Instagram head calls for an industry body to help keep kids safe online

FAN Editor
FILE PHOTO: Mosseri, Vice President of Product Management for Facebook, speaks during 2016 TechCrunch Disrupt in San Francisco
FILE PHOTO: Instagram head Adam Mosseri speaks during 2016 TechCrunch Disrupt in San Francisco, California, U.S. September 14, 2016, when he was Vice President of Product Management for Facebook. REUTERS/Beck Diefenbach

December 8, 2021

By David Shepardson and Elizabeth Culliford

(Reuters) -Instagram head Adam Mosseri on Wednesday urged the creation of an industry body to determine best practices to help keep young people safe online, as he was grilled by lawmakers in his first appearance before Congress.

Mosseri, speaking before a Senate panel, said the industry body should receive input from civil society, parents, and regulators to create standards on how to verify age, design age-appropriate experiences, and build parental controls.

Photo-sharing app Instagram and its parent company Meta Platforms Inc, formerly Facebook, have come under intense scrutiny over the potential impact of their services on the mental health, body image and online safety of young users.

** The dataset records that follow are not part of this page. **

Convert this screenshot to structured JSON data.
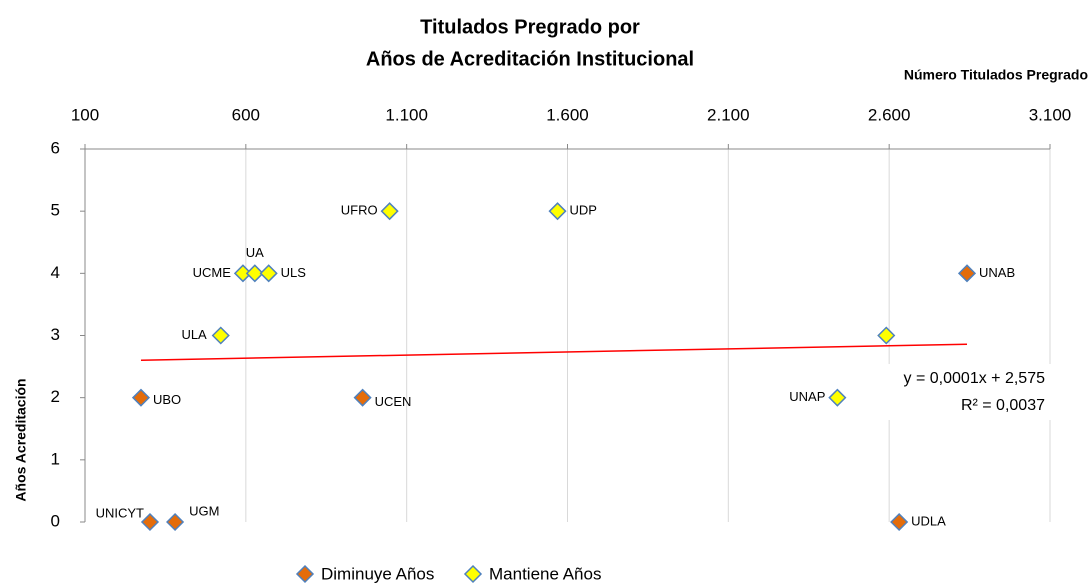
{
  "chart_data": {
    "type": "scatter",
    "title": "Titulados Pregrado por",
    "subtitle": "Años de Acreditación Institucional",
    "x_label": "Número Titulados Pregrado",
    "y_label": "Años Acreditación",
    "xlim": [
      100,
      3100
    ],
    "xticks": [
      100,
      600,
      {
        "value": 1100,
        "label": "1.100"
      },
      {
        "value": 1600,
        "label": "1.600"
      },
      {
        "value": 2100,
        "label": "2.100"
      },
      {
        "value": 2600,
        "label": "2.600"
      },
      {
        "value": 3100,
        "label": "3.100"
      }
    ],
    "ylim": [
      0,
      6
    ],
    "yticks": [
      0,
      1,
      2,
      3,
      4,
      5,
      6
    ],
    "grid": true,
    "legend": "bottom",
    "series": [
      {
        "name": "Diminuye Años",
        "color": "#e46c0a",
        "x": [
          2842,
          274,
          963,
          302,
          380,
          2631
        ],
        "values": [
          4,
          2,
          2,
          0,
          0,
          0
        ],
        "labels": [
          "UNAB",
          "UBO",
          "UCEN",
          "UNICYT",
          "UGM",
          "UDLA"
        ]
      },
      {
        "name": "Mantiene Años",
        "color": "#ffff00",
        "x": [
          1047,
          1569,
          591,
          628,
          671,
          522,
          2591,
          2439
        ],
        "values": [
          5,
          5,
          4,
          4,
          4,
          3,
          3,
          2
        ],
        "labels": [
          "UFRO",
          "UDP",
          "UCME",
          "UA",
          "ULS",
          "ULA",
          null,
          "UNAP"
        ]
      }
    ],
    "trendline": {
      "slope": 0.0001,
      "intercept": 2.575,
      "color": "#ff0000",
      "label": "y = 0,0001x + 2,575",
      "r2_label": "R² = 0,0037"
    }
  }
}
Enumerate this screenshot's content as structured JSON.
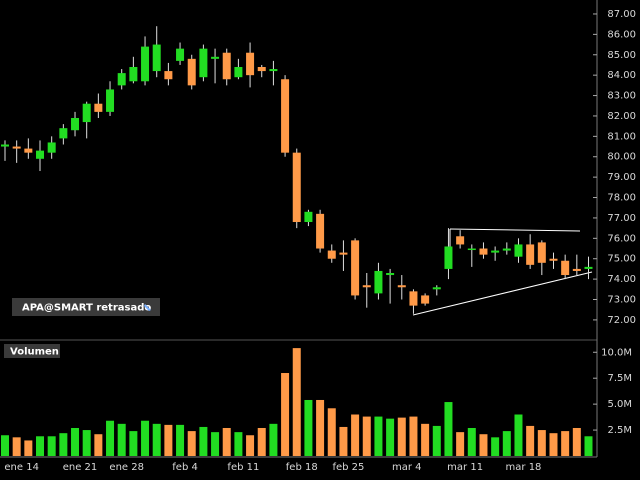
{
  "chart_data": {
    "type": "candlestick",
    "legend_label": "APA@SMART retrasado",
    "up_color": "#22dd22",
    "down_color": "#ff9a48",
    "categories": [
      null,
      "ene 14",
      null,
      null,
      null,
      null,
      "ene 21",
      null,
      null,
      null,
      "ene 28",
      null,
      null,
      null,
      null,
      "feb 4",
      null,
      null,
      null,
      null,
      "feb 11",
      null,
      null,
      null,
      null,
      "feb 18",
      null,
      null,
      null,
      "feb 25",
      null,
      null,
      null,
      null,
      "mar 4",
      null,
      null,
      null,
      null,
      "mar 11",
      null,
      null,
      null,
      null,
      "mar 18",
      null,
      null,
      null,
      null,
      null,
      null
    ],
    "open": [
      80.5,
      80.5,
      80.4,
      79.9,
      80.2,
      80.9,
      81.3,
      81.7,
      82.6,
      82.2,
      83.5,
      83.7,
      83.7,
      84.2,
      84.2,
      84.7,
      84.8,
      83.9,
      84.8,
      85.1,
      83.9,
      85.1,
      84.4,
      84.2,
      83.8,
      80.2,
      76.8,
      77.2,
      75.4,
      75.3,
      75.9,
      73.7,
      73.3,
      74.2,
      73.7,
      73.4,
      73.2,
      73.5,
      74.5,
      76.1,
      75.5,
      75.5,
      75.3,
      75.4,
      75.1,
      75.7,
      75.8,
      75.0,
      74.9,
      74.5,
      74.5
    ],
    "high": [
      80.8,
      80.8,
      80.9,
      80.8,
      81.0,
      81.6,
      82.2,
      82.7,
      83.1,
      83.7,
      84.3,
      84.9,
      85.9,
      86.4,
      84.6,
      85.6,
      85.0,
      85.5,
      85.3,
      85.3,
      84.8,
      85.6,
      84.5,
      84.7,
      84.0,
      80.4,
      77.4,
      77.4,
      75.7,
      75.9,
      76.0,
      74.3,
      74.8,
      74.5,
      74.2,
      73.5,
      73.3,
      73.7,
      76.5,
      76.4,
      75.7,
      75.8,
      75.6,
      75.8,
      76.0,
      76.2,
      75.9,
      75.3,
      75.2,
      75.2,
      75.1
    ],
    "low": [
      79.8,
      79.7,
      79.9,
      79.3,
      79.9,
      80.6,
      81.0,
      80.9,
      81.9,
      82.0,
      83.3,
      83.6,
      83.5,
      83.9,
      83.5,
      84.5,
      83.3,
      83.7,
      83.6,
      83.5,
      83.8,
      83.4,
      83.9,
      83.5,
      80.0,
      76.5,
      76.6,
      75.3,
      74.8,
      74.4,
      73.0,
      72.6,
      73.0,
      72.8,
      73.0,
      72.3,
      72.7,
      73.2,
      74.0,
      75.5,
      74.6,
      75.0,
      74.9,
      75.2,
      74.8,
      74.5,
      74.2,
      74.5,
      74.0,
      74.2,
      74.0
    ],
    "close": [
      80.6,
      80.4,
      80.2,
      80.3,
      80.7,
      81.4,
      81.9,
      82.6,
      82.2,
      83.3,
      84.1,
      84.4,
      85.4,
      85.5,
      83.8,
      85.3,
      83.5,
      85.3,
      84.9,
      83.8,
      84.4,
      84.0,
      84.2,
      84.3,
      80.2,
      76.8,
      77.3,
      75.5,
      75.0,
      75.2,
      73.2,
      73.6,
      74.4,
      74.3,
      73.6,
      72.7,
      72.8,
      73.6,
      75.6,
      75.7,
      75.5,
      75.2,
      75.4,
      75.5,
      75.7,
      74.7,
      74.8,
      74.9,
      74.2,
      74.4,
      74.6
    ],
    "ylim": [
      71.26,
      87.44
    ],
    "yticks": [
      {
        "value": 72,
        "label": "72.00"
      },
      {
        "value": 73,
        "label": "73.00"
      },
      {
        "value": 74,
        "label": "74.00"
      },
      {
        "value": 75,
        "label": "75.00"
      },
      {
        "value": 76,
        "label": "76.00"
      },
      {
        "value": 77,
        "label": "77.00"
      },
      {
        "value": 78,
        "label": "78.00"
      },
      {
        "value": 79,
        "label": "79.00"
      },
      {
        "value": 80,
        "label": "80.00"
      },
      {
        "value": 81,
        "label": "81.00"
      },
      {
        "value": 82,
        "label": "82.00"
      },
      {
        "value": 83,
        "label": "83.00"
      },
      {
        "value": 84,
        "label": "84.00"
      },
      {
        "value": 85,
        "label": "85.00"
      },
      {
        "value": 86,
        "label": "86.00"
      },
      {
        "value": 87,
        "label": "87.00"
      }
    ],
    "volume": {
      "title": "Volumen",
      "values": [
        2.0,
        1.8,
        1.5,
        1.9,
        1.9,
        2.2,
        2.7,
        2.5,
        2.1,
        3.4,
        3.1,
        2.4,
        3.4,
        3.1,
        3.0,
        3.0,
        2.4,
        2.8,
        2.3,
        2.7,
        2.3,
        2.0,
        2.7,
        3.1,
        8.0,
        10.4,
        5.4,
        5.4,
        4.6,
        2.8,
        4.0,
        3.8,
        3.8,
        3.6,
        3.7,
        3.8,
        3.1,
        2.9,
        5.2,
        2.3,
        2.7,
        2.1,
        1.8,
        2.4,
        4.0,
        2.9,
        2.5,
        2.2,
        2.4,
        2.7,
        1.9
      ],
      "ylim": [
        0,
        10.7
      ],
      "yticks": [
        {
          "value": 2.5,
          "label": "2.5M"
        },
        {
          "value": 5,
          "label": "5.0M"
        },
        {
          "value": 7.5,
          "label": "7.5M"
        },
        {
          "value": 10,
          "label": "10.0M"
        }
      ]
    }
  }
}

In his opening remarks, Senator Richard Blumenthal said the time for self-regulation was over.

Mosseri said companies like Instagram should have to adhere to standards by the proposed industry body to “earn” some of its Section 230 protections, referring to a key U.S. internet law which offers tech platforms protections from liability over content posted by users.

Lawmakers, who have held a series of hearings on children’s online safety, pushed Mosseri for more specific answers on what legislative reforms he would support around kids’ online safety, including on targeted advertising and on transparency around tech platforms’ algorithms.

Instagram, since September, has suspended plans for a version of the app for kids, amid growing opposition to the project.

The pause followed a Wall Street Journal report that said internal documents, leaked by former Facebook employee Frances Haugen, showed the company knew Instagram could have harmful mental health effects on teens.

Mosseri, speaking at the hearing, echoed the company’s previous statements that public reporting mischaracterized the internal research. He did not commit to making permanent the pause on a kids-focused version of Instagram.

He also touted product announcements Instagram made on Tuesday on young users’ safety, but Senator Marsha Blackburn called the updates “too little too late,” while Senator Blumenthal referred to the changes, like Instagram’s pause on its kids app, as a “public relations tactic.”

Instagram, like other social media sites, has rules against children under 13 joining the platform but has said it knows it has users this age. In his testimony, Mosseri called for more age verification technology at a phone level, rather than by individual tech platforms, so users have an “age-appropriate experience.”